Après le mariage gay, la Manif pour Tous mobilise contre la "familiphobie"

Publié le à Paris (AFP)

Les défenseurs d'une vision traditionnelle de la famille, opposés à ce qu'ils considèrent comme la "familiphobie" du gouvernement, ont prouvé leur capacité à mobiliser avec d'importants cortèges à Paris et à Lyon, sans aucun incident.

Dans la capitale, 80.000 personnes ont manifesté selon la police, 500.000 selon La Manif pour Tous (LMPT), qui a évoqué "une vague bleue et rose". A Lyon, ils étaient 20.000 selon la police, le double pour les organisateurs.

A Paris, une foule dense, sous un soleil radieux. De nombreuses familles se mêlent à des jeunes filles en Marianne, bonnet phrygien sur la tête, des enfants en Gavroche, une poignée d'élus et à quelques prêtres comme Philippe Blin, curé à Sèvres (Hauts-de-Seine), qui "sent un acharnement contre les familles".

Beaucoup arborent le nom de leurs départements ou villes d'origine, reprenant les slogans "Hollande ta loi, on n'en veut pas !" ou "Peillon démission!", au milieu de quelques drapeaux tricolores.

Pour Ludovine de la Rochère, présidente de LMPT, son mouvement s'inscrit dans une "continuité", plus d'un an après les manifestations contre le mariage homosexuel.

Quelques plaisantins anti-LMPT se sont faufilés dans son dos, alors qu'elle donnait une interview télévisée, plaçant dans le champ de la caméra des pancartes : "Sous les pavés: la bible" ou "Protégeons nos enfants des sorcières : brûlons les rousses", selon des journalistes de l'AFP.

Venue de Saumur avec six membres de sa famille, Françoise, qui ne veut donner que son prénom, "a fait trois manifs l'année dernière". "On reviendra tant qu'il faudra", promet-elle.
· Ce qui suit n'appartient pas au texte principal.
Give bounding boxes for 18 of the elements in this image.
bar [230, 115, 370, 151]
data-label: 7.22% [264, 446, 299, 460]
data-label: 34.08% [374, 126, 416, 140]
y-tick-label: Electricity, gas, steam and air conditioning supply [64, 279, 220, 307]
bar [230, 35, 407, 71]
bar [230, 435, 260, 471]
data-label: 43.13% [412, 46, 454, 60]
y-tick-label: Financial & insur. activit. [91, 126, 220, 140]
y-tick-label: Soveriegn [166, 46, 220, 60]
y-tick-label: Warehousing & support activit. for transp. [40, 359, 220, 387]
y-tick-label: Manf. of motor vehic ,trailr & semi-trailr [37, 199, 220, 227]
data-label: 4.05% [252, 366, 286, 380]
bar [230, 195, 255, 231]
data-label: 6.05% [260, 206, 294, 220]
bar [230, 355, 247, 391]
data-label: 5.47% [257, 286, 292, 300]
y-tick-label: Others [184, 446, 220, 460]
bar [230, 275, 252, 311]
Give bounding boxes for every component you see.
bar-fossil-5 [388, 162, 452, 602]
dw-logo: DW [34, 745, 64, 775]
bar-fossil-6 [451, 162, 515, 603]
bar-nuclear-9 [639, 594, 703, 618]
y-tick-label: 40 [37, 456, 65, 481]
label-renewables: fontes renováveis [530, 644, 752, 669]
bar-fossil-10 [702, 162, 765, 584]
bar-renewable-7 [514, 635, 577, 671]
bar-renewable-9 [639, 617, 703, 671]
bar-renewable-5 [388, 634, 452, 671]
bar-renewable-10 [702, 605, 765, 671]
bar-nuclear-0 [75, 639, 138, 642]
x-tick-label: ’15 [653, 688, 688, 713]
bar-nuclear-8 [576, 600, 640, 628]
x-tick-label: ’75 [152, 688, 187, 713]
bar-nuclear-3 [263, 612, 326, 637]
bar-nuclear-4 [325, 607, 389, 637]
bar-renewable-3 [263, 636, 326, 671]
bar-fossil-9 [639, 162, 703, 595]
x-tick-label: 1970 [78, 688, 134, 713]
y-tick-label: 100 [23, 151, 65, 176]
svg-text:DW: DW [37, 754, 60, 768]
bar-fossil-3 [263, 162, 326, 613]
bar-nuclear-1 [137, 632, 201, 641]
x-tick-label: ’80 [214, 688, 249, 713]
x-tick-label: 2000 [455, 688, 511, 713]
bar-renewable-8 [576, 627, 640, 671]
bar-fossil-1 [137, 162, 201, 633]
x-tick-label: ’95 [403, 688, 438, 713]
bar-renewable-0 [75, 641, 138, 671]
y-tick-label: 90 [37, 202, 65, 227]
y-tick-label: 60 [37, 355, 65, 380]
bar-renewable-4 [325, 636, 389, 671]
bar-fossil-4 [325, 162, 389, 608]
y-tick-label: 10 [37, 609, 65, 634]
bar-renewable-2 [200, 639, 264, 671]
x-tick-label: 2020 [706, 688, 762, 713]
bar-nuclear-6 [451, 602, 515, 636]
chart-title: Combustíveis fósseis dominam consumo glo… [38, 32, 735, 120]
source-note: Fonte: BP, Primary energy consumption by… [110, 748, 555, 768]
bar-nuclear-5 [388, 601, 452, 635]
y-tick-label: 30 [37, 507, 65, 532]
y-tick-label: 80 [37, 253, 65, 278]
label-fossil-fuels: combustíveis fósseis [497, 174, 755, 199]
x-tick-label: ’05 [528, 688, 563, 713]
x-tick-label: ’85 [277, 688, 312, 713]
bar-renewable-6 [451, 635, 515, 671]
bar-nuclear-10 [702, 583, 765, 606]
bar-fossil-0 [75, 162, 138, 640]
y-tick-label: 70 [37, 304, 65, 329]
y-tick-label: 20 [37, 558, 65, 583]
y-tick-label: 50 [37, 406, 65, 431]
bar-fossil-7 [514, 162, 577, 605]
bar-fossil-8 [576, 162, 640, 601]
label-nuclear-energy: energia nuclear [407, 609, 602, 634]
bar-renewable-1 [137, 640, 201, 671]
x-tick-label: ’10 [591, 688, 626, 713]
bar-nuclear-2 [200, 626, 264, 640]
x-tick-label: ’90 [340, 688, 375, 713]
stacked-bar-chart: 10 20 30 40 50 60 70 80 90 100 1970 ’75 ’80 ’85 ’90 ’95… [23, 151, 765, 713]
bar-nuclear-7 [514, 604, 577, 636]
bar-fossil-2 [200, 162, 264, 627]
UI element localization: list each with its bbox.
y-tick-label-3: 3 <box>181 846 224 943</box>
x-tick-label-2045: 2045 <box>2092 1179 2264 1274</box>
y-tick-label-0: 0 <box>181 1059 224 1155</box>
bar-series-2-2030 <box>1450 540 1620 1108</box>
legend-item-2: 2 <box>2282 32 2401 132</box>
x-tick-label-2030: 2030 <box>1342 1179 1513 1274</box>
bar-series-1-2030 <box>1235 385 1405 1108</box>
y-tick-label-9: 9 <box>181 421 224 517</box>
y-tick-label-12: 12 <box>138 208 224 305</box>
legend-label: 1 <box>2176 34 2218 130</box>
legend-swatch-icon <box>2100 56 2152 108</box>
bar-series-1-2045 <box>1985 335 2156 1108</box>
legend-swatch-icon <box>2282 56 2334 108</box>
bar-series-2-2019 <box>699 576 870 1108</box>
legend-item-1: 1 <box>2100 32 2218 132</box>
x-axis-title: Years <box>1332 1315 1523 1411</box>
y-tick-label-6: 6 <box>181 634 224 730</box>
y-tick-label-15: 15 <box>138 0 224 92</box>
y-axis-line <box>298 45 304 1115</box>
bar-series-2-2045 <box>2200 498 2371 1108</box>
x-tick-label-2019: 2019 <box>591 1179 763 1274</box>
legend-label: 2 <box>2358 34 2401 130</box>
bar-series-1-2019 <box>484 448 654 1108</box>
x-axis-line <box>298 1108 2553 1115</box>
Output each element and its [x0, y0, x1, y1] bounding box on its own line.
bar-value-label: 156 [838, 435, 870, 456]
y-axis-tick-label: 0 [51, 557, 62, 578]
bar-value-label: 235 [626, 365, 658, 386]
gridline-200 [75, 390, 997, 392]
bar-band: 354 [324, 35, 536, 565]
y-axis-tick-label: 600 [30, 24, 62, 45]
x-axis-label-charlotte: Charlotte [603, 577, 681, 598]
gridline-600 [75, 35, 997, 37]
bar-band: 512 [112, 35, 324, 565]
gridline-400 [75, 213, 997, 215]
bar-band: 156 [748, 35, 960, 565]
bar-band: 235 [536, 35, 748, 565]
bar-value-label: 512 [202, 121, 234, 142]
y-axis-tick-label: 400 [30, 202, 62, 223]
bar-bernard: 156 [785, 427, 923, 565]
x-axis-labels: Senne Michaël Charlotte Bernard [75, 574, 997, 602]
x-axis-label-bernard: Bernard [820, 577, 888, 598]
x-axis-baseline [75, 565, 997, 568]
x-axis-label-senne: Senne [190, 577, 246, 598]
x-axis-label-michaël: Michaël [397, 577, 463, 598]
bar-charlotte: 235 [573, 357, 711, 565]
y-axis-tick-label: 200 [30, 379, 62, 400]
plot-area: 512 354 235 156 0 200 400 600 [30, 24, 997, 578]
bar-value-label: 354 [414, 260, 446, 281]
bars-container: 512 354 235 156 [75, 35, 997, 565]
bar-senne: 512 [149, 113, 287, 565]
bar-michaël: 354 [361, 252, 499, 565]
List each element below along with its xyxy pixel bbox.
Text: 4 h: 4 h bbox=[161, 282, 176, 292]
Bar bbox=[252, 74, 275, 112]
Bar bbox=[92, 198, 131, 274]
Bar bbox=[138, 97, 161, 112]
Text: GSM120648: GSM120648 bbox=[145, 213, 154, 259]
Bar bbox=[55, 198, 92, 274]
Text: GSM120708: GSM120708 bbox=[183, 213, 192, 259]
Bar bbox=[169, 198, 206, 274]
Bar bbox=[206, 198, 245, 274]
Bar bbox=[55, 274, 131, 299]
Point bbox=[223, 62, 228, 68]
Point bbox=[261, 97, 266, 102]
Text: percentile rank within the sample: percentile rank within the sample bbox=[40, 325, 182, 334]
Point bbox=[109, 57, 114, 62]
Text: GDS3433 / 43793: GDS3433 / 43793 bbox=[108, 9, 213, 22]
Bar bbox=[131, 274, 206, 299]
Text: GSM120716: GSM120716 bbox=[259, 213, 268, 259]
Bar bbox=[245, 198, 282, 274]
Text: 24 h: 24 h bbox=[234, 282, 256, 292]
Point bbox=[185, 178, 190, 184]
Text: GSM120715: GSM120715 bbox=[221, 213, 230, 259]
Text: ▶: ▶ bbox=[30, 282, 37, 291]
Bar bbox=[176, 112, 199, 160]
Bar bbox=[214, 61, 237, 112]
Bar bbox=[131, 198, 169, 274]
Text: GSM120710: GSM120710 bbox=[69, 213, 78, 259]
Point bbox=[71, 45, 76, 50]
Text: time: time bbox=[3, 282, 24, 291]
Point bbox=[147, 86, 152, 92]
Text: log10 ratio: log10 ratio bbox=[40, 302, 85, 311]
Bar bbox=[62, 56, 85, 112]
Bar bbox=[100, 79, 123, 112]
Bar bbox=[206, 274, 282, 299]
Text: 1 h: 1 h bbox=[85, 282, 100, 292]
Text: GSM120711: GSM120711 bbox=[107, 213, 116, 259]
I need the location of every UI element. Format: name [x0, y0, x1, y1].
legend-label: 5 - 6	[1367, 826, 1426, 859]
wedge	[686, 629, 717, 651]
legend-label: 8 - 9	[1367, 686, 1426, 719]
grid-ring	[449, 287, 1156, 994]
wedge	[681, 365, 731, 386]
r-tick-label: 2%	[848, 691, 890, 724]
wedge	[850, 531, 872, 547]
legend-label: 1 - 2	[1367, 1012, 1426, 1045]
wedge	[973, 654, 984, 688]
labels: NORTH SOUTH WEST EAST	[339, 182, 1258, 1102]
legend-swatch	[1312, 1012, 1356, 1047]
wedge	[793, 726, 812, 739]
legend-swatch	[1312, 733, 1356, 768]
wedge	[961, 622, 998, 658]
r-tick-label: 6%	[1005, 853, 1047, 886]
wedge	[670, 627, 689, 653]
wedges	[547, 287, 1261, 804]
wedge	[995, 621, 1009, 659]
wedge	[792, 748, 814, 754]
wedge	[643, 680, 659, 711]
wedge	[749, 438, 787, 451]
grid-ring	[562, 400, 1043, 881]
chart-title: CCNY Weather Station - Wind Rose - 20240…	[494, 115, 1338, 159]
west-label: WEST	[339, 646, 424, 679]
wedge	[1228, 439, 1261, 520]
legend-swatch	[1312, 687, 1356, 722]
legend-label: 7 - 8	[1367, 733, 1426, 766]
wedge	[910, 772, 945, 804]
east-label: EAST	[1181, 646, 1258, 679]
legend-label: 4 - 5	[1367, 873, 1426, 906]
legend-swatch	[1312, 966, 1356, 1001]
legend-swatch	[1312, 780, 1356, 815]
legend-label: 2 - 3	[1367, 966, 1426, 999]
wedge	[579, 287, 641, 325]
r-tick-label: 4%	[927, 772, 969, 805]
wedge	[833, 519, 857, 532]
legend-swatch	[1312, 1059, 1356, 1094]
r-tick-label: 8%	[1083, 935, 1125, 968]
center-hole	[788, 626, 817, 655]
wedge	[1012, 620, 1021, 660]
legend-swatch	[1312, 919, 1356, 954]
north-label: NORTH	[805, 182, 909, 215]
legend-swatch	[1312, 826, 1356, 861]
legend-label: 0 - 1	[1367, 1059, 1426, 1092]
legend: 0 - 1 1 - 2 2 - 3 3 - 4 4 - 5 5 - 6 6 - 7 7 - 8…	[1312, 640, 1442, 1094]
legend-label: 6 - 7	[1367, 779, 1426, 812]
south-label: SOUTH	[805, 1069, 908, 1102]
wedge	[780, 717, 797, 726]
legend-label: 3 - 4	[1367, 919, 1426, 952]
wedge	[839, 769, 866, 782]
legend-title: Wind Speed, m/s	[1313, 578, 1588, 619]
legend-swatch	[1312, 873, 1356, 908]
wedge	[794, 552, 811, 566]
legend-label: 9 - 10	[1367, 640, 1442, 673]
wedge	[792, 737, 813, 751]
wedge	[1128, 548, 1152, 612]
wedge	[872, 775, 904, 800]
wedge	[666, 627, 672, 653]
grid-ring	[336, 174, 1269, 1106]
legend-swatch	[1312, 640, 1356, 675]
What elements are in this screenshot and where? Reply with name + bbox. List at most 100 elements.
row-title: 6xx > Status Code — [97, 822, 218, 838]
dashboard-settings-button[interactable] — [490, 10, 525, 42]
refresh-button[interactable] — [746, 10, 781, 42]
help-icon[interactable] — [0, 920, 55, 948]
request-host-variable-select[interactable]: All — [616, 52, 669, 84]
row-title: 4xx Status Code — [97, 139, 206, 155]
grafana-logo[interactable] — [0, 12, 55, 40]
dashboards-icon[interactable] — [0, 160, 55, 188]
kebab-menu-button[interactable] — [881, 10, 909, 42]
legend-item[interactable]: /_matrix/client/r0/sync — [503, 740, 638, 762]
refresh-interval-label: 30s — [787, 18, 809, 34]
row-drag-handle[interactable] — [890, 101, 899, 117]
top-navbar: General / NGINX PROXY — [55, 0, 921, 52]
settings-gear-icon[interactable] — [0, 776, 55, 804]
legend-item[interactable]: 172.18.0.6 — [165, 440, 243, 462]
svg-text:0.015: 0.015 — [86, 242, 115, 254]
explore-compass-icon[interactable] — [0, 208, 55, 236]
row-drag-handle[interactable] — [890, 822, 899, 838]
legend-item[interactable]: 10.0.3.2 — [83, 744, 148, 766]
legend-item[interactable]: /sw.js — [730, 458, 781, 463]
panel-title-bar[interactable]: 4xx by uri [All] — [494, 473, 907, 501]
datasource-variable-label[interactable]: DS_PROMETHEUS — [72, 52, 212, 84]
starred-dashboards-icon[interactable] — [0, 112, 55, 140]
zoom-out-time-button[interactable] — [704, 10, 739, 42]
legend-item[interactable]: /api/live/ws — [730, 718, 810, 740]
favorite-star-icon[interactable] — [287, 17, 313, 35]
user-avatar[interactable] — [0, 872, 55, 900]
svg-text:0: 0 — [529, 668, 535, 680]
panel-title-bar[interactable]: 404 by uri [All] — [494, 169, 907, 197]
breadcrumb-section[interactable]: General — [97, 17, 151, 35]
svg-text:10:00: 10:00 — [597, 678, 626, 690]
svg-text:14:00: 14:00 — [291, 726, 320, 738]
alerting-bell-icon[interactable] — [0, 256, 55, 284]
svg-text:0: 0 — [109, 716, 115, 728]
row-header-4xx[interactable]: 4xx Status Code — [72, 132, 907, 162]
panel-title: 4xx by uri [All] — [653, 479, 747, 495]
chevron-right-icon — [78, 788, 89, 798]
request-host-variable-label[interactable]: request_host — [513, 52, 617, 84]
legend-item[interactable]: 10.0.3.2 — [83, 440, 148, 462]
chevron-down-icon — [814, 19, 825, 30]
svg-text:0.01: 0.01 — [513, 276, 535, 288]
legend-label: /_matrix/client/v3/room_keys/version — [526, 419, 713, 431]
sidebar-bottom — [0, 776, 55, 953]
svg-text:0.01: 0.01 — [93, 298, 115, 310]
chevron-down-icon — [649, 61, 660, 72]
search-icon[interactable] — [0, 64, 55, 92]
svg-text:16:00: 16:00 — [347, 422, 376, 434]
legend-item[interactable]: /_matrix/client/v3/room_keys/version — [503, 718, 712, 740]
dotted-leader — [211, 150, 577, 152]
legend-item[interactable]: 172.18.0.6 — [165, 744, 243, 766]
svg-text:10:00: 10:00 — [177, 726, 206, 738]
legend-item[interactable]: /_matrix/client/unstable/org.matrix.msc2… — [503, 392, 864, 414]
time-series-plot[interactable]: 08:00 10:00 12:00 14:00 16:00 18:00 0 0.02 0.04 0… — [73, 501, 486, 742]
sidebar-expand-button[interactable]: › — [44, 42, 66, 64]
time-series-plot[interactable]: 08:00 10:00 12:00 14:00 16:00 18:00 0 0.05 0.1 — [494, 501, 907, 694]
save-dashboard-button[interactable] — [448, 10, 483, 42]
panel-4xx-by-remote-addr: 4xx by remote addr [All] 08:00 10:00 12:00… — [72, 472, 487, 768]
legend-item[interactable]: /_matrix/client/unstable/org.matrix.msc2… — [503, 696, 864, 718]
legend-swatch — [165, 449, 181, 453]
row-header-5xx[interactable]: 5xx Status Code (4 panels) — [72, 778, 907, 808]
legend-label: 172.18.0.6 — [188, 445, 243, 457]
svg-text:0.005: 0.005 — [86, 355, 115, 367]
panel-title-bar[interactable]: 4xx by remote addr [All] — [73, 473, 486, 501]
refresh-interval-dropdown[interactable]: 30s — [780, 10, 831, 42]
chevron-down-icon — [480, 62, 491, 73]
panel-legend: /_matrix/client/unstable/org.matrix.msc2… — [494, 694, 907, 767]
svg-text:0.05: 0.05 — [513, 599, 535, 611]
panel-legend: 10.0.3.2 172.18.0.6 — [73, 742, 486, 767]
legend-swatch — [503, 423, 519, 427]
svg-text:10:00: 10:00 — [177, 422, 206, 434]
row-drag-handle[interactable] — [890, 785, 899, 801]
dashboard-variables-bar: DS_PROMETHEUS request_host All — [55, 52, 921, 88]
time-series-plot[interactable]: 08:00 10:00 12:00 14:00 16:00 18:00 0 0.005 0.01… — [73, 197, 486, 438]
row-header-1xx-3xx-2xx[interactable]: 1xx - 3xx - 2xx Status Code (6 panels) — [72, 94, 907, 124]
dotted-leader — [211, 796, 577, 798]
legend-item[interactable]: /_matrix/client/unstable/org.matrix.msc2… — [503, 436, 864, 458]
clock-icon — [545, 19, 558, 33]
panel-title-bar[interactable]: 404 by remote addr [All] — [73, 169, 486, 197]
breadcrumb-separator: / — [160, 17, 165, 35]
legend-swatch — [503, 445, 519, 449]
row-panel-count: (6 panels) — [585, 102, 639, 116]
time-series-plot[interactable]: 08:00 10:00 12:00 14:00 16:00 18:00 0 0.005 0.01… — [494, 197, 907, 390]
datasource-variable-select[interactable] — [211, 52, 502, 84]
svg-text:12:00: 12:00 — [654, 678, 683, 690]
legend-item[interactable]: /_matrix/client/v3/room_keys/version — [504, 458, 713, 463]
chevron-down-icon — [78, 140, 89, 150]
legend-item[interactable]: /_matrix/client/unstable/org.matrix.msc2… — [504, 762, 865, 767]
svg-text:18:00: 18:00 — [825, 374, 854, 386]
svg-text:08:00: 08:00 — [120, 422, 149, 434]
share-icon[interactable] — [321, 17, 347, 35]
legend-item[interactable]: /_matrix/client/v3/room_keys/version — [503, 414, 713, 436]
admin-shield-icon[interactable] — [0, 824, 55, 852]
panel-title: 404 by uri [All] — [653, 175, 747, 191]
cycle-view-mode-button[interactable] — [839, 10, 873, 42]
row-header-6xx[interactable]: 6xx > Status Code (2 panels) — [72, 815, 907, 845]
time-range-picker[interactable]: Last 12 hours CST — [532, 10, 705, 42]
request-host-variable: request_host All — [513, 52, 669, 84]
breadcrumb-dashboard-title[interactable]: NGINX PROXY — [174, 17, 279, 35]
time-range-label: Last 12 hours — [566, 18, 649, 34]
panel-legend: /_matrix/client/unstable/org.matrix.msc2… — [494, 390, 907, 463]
Pour Said Ahmet, père de famille algérien de Tremblay-en-France (Seine-Saint-Denis), c'est au contraire la "première manif de (sa) vie". La polémique de la semaine sur une supposée "théorie du genre" enseignée à l'école l'a décidé, comme beaucoup, à descendre dans la rue.

Des ministres hués

Dix-huit personnes ont été interpellées pour "risques de troubles à l'ordre public", dont plusieurs membres du mouvement étudiant d'extrême droite GUD (Groupe Union Défense) et de la droite identitaire. Deux d'entre eux ont été placés en garde à vue, l'un pour avoir agressé un journaliste et cassé sa caméra et l'autre pour jets de projectile, outrage et rébellion, selon la préfecture de police qui n'a relevé aucun autre incident.

Manuel Valls avait prévenu qu'il ne tolèrerait "aucun débordement". Les organisateurs soulignaient, eux, l'état d'esprit "paisible et déterminé" des manifestants. Environ 2.000 membres des forces de l'ordre ont encadré le cortège, survolé par un hélicoptère.

Place Denfert-Rochereau, les organisateurs ont fait huer les ministres Vincent Peillon (Education) et Najat Vallaud-Belkacem (Droits des femmes).

Harlem Désir, premier secrétaire du PS, a dénoncé "les manipulations et les mensonges sur lesquels une frange réactionnaire essaie de cimenter une opposition à la politique du gouvernement, avec le soutien irresponsable de plusieurs parlementaires de l?UMP".

Le député UMP Henri Guaino, présent dans le cortège parisien, a estimé au contraire que la majorité "cherche à attiser toutes les divisions, à réveiller les plus vieilles fractures de la société française".

A Lyon, quelques élus dont le député Hervé Mariton (UMP) ont été rejoints par l'archevêque Philippe Barbarin et le recteur de la Grande Mosquée de Lyon, Kamel Kabtane.

"On a un témoignage à donner. On a un +Non+ à dire tout simple, tout clair, tout fort", a déclaré Mgr Barbarin, rappelant qu'il s'était déjà opposé à la loi Taubira instaurant le mariage homosexuel.

L'une des revendications de la Manif pour tous est le retrait de L'ABCD de l'égalité, expérimentation mise en place à l'école pour lutter contre les stéréotypes filles/garçons. Elle dénonce aussi l'ouverture redoutée de la procréation médicalement assistée (PMA) aux couples de femmes et la gestation pour autrui (GPA), ainsi que le futur projet de loi sur la famille qui ne prévoit pourtant ni PMA ni GPA.